When he learned he had added the Olympic title to the 100 meters he won at the world championships last year, Lyles pulled off his name tag and raised it to the sky, then brought his hands to his side and pointed at the camera.
“America, I told you I got this!” he yelled into the camera.
Yaroslava Mahuchikh won gold in the women’s high jump for her war-torn country of Ukraine and, as a bonus, had company. Her teammate, Iryna Gerashchenko, won the bronze, and the teammates hopped, skipped and jumped around the track, parading their blue-and-yellow flags in a heartfelt celebration.
Mahuchikh needed fewer tries to clear the winning height of 2 meters than Australia’s Nicola Olyslagers, and so added Olympic gold to her world championship and world record.
The best rivalry in track will culminate Tuesday in the men’s 1,500, when reigning world champion Josh Kerr of Britain takes on defending Olympic champion Jakob Ingebrigtsen of Norway.
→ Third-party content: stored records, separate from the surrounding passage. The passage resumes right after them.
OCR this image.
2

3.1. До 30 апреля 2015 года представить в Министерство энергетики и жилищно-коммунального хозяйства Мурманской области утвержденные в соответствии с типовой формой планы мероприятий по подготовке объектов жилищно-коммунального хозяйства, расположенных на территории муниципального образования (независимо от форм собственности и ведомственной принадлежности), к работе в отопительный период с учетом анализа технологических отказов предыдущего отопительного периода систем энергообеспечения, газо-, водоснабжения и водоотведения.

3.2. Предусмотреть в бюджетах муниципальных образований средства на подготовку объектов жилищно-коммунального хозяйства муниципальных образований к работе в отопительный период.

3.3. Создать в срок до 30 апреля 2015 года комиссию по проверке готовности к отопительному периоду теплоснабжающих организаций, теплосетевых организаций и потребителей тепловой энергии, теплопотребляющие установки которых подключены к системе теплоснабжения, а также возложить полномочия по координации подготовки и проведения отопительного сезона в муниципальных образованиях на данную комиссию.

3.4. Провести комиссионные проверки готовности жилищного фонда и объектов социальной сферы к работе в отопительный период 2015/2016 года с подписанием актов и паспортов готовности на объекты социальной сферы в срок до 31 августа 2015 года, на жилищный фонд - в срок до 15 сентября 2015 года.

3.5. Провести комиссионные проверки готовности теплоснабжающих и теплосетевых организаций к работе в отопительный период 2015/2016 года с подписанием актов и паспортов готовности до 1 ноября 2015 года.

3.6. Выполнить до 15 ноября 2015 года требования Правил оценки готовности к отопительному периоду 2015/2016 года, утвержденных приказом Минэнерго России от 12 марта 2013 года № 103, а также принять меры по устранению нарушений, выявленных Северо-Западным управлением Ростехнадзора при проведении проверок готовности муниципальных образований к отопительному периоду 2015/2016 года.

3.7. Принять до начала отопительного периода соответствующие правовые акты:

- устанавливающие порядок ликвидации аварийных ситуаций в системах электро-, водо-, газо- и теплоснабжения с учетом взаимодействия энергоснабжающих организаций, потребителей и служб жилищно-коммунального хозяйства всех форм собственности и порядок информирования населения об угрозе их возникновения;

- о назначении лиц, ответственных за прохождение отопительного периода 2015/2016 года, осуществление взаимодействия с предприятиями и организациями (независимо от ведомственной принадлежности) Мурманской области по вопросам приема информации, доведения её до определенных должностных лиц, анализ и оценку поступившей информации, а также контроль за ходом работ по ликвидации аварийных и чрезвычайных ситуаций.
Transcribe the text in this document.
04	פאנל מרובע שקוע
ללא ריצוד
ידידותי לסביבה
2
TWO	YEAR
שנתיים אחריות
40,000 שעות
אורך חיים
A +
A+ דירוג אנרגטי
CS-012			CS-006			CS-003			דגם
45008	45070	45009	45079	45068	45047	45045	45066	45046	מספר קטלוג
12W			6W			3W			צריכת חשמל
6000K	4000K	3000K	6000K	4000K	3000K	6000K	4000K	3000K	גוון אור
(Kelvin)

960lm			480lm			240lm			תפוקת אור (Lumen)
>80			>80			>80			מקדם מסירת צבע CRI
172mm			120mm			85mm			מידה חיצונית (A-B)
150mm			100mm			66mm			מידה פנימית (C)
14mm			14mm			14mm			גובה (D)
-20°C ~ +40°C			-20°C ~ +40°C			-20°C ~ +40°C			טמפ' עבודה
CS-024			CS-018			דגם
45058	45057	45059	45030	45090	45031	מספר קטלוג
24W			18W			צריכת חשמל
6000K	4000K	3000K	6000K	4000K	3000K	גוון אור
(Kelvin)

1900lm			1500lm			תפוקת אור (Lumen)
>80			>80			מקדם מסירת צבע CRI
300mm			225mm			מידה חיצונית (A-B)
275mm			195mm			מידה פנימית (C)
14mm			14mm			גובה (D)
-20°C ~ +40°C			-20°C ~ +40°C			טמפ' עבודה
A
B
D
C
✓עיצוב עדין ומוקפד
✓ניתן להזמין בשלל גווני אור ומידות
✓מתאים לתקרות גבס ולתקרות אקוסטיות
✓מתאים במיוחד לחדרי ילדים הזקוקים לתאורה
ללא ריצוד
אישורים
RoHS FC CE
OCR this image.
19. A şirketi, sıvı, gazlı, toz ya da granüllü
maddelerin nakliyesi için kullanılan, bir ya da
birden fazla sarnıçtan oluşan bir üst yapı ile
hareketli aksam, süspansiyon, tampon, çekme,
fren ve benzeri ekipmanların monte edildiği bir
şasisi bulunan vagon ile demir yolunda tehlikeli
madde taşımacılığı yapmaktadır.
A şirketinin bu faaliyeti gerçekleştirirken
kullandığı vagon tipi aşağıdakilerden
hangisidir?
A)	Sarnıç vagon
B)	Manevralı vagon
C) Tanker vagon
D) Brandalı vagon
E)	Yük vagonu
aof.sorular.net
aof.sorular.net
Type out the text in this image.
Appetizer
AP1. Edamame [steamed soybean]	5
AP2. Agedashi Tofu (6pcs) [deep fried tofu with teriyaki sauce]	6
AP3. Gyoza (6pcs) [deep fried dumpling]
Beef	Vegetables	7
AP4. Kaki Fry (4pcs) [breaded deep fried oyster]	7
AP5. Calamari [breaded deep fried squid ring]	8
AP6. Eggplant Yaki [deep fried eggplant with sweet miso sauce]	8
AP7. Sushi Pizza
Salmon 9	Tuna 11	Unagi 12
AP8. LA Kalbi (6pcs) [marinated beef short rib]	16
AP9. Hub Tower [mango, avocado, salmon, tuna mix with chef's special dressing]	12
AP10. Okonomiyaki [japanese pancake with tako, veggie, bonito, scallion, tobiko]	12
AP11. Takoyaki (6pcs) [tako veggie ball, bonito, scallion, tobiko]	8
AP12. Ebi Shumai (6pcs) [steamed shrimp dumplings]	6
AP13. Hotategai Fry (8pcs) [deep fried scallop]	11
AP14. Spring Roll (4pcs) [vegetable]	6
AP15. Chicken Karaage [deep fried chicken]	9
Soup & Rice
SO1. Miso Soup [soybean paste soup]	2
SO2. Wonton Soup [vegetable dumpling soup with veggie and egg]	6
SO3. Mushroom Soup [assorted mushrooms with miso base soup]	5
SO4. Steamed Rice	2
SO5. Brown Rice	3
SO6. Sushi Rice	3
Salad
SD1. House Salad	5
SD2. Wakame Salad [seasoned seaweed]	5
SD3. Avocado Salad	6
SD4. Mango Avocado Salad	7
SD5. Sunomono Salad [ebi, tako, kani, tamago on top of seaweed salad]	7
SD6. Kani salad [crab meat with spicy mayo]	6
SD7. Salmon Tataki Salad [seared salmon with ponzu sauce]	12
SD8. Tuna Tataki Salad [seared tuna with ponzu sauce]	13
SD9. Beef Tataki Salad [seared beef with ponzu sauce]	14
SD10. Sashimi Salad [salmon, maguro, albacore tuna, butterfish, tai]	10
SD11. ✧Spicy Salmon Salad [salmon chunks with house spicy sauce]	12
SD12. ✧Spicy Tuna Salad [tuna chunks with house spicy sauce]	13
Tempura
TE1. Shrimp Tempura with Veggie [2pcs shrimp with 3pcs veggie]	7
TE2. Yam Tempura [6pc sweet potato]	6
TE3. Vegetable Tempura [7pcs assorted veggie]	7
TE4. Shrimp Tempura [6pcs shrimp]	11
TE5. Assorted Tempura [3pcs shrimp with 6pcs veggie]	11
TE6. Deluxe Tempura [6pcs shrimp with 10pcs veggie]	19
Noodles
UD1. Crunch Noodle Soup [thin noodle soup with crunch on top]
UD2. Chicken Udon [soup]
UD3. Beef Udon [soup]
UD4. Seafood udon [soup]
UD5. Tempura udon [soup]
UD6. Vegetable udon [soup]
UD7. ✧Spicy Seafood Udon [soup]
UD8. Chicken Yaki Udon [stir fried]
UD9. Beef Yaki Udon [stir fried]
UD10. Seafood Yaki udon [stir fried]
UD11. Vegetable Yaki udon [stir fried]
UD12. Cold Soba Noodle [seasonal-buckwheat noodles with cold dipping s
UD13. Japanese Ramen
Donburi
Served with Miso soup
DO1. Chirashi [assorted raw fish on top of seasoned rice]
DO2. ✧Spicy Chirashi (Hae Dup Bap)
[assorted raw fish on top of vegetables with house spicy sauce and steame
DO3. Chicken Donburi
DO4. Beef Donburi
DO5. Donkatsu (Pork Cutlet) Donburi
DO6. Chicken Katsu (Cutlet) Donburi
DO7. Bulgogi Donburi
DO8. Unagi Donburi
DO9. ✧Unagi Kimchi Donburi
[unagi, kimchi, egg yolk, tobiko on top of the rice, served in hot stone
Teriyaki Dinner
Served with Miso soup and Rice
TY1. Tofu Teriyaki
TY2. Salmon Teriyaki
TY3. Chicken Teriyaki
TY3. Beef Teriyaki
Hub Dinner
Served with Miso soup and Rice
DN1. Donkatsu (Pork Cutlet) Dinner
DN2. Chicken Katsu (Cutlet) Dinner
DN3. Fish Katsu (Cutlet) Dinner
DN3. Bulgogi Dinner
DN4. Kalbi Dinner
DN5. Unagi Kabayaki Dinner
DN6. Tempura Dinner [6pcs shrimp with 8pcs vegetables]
They squared off in the semifinals, and Ingebrigtsen edged out the Brit, looking over to him twice as they surged down the homestretch. Ingebrigtsen’s time was 3:32.38.
“They should be expecting one of the most vicious and hardest 1,500s the sport’s seen in a very long time,” Kerr said.
Did Ingebrigtsen agree?
“Depends who you ask, maybe,” he said. “I mean, racing is what you want it to be.”